Twitter brought the conference way beyond the confines of the Copenhagen location – great to see how much interest was generated and voiced from all over the globe.

There should be a good Global Biodiversity Informatics Outlook on the table for the CBD’s COP11 in Hyderabad this October. Let’s hope the bridges will continue to be raised to get the important questions scientists and policy makers have on biodiversity answered using the most innovative informatics capabilities.

Thanks to the excellent, sometimes mind-boggling and exceedingly friendly group of co-chairs and participants!

A workshop’s got to reach the innovation level: successful international biodiversity workshop in Brasilia


I’ve just had the pleasure to facilitate a three-day workshop for 80 country delegates from all over the world on how to revise their national strategies on biodiversity. It was a pleasure not just because of the excellent hosts (UK and Brazilian governments), the friendly and intelligent participants and being in Brazil for the first time. It was a particular pleasure because I believe the workshop achieved the level of dialogue and learning which makes for real value: analysis, self-critical reflection and joint innovation. Because I believe that all participants were able to take back not only knowledge and ideas, but the will, confidence and motivation to change important things about the way they will strategically and tactically approach saving biodiversity.

How did this happen?

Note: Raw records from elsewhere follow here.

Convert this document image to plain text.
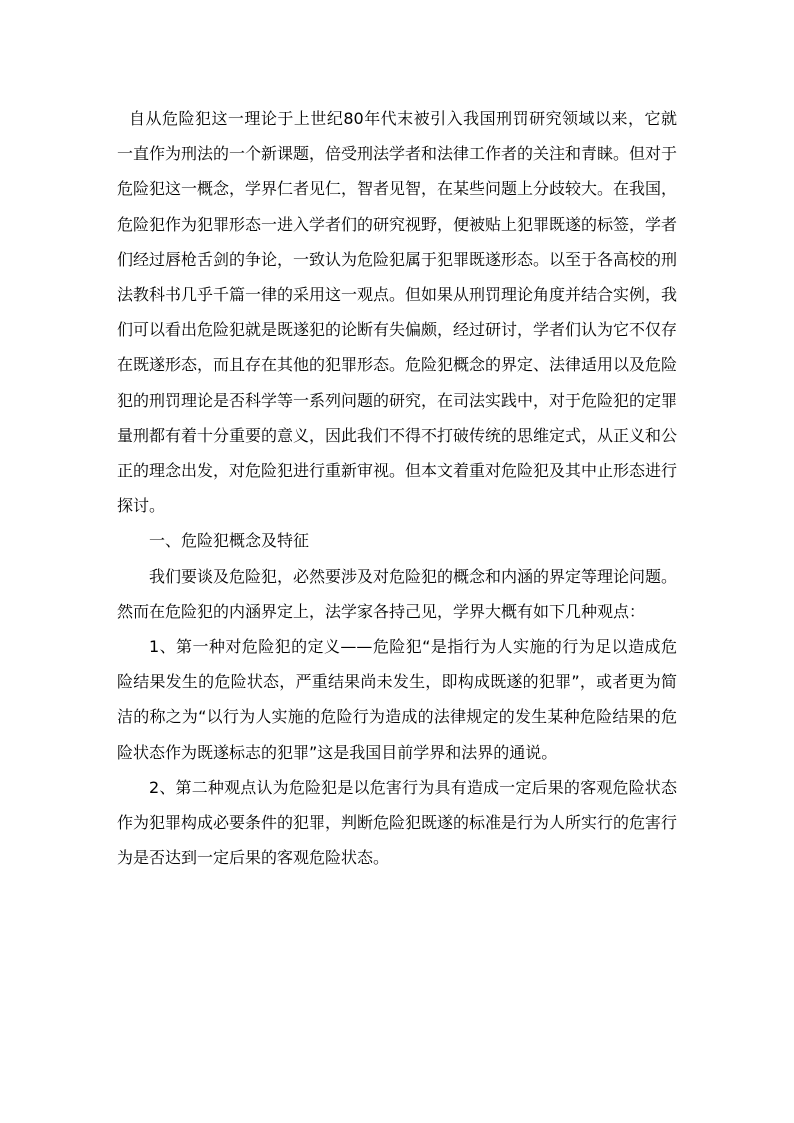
自从危险犯这一理论于上世纪80年代末被引入我国刑罚研究领域以来，它就一直作为刑法的一个新课题，倍受刑法学者和法律工作者的关注和青睐。但对于危险犯这一概念，学界仁者见仁，智者见智，在某些问题上分歧较大。在我国，危险犯作为犯罪形态一进入学者们的研究视野，便被贴上犯罪既遂的标签，学者们经过唇枪舌剑的争论，一致认为危险犯属于犯罪既遂形态。以至于各高校的刑法教科书几乎千篇一律的采用这一观点。但如果从刑罚理论角度并结合实例，我们可以看出危险犯就是既遂犯的论断有失偏颇，经过研讨，学者们认为它不仅存在既遂形态，而且存在其他的犯罪形态。危险犯概念的界定、法律适用以及危险犯的刑罚理论是否科学等一系列问题的研究，在司法实践中，对于危险犯的定罪量刑都有着十分重要的意义，因此我们不得不打破传统的思维定式，从正义和公正的理念出发，对危险犯进行重新审视。但本文着重对危险犯及其中止形态进行探讨。

一、危险犯概念及特征

我们要谈及危险犯，必然要涉及对危险犯的概念和内涵的界定等理论问题。然而在危险犯的内涵界定上，法学家各持己见，学界大概有如下几种观点：

1、第一种对危险犯的定义——危险犯“是指行为人实施的行为足以造成危险结果发生的危险状态，严重结果尚未发生，即构成既遂的犯罪”，或者更为简洁的称之为“以行为人实施的危险行为造成的法律规定的发生某种危险结果的危险状态作为既遂标志的犯罪”这是我国目前学界和法界的通说。

2、第二种观点认为危险犯是以危害行为具有造成一定后果的客观危险状态作为犯罪构成必要条件的犯罪，判断危险犯既遂的标准是行为人所实行的危害行为是否达到一定后果的客观危险状态。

I think there are 4 main reasons (and a lot of other smaller ones):

  1. Adequate time, space and knowledge to reflect on established views and explore new ideas in small groups and plenary
  2. Participant diversity: being jogged out of your comfort zone forces you to question and learn
  3. Logical build-up of the workshop: taking participants to increasing levels of complexity step by step and providing them with
    1. constant, bite-sized syntheses to use as the basis for the next level
    2. clear and challenging questions to steer their thoughts and dialogues to focus on results
  4. The element of surprise: it’s not only fun, but also a real eye-opener to look at “old” issues and challenges from a different and unusual angle, i.e.:
    1. a TV talk show including 4 participants from the year 2020, where they report back on the most important decisions they took, how they managed to overcome barriers and what they are most proud of having achieved
    2. 3 participants take on roles of secretariat staff of the Convention on Biological Diversity and discuss what they’re going to do, how they’re going to do it and what they’ll need in order for countries to speed up their efforts to meet the stategic goals

It’s great how much you can achieve with a diverse group of professionals. Thank you to all who helped to make this a milestone in getting to implementation of the strategic plan, particularly the UK team from DEFRA and the Davids from the CBD and also thanks to Roberto Cavalcanti, the Brazilian Co-Chair, for showing us the amazing city of Brazilia by night and for reminding us of the wealth of biodiversity on our earth. It was also great that Braulio Ferreira De Souza Dias, who’s just become Executive Secretary of the CBD spent so much time at the workshop!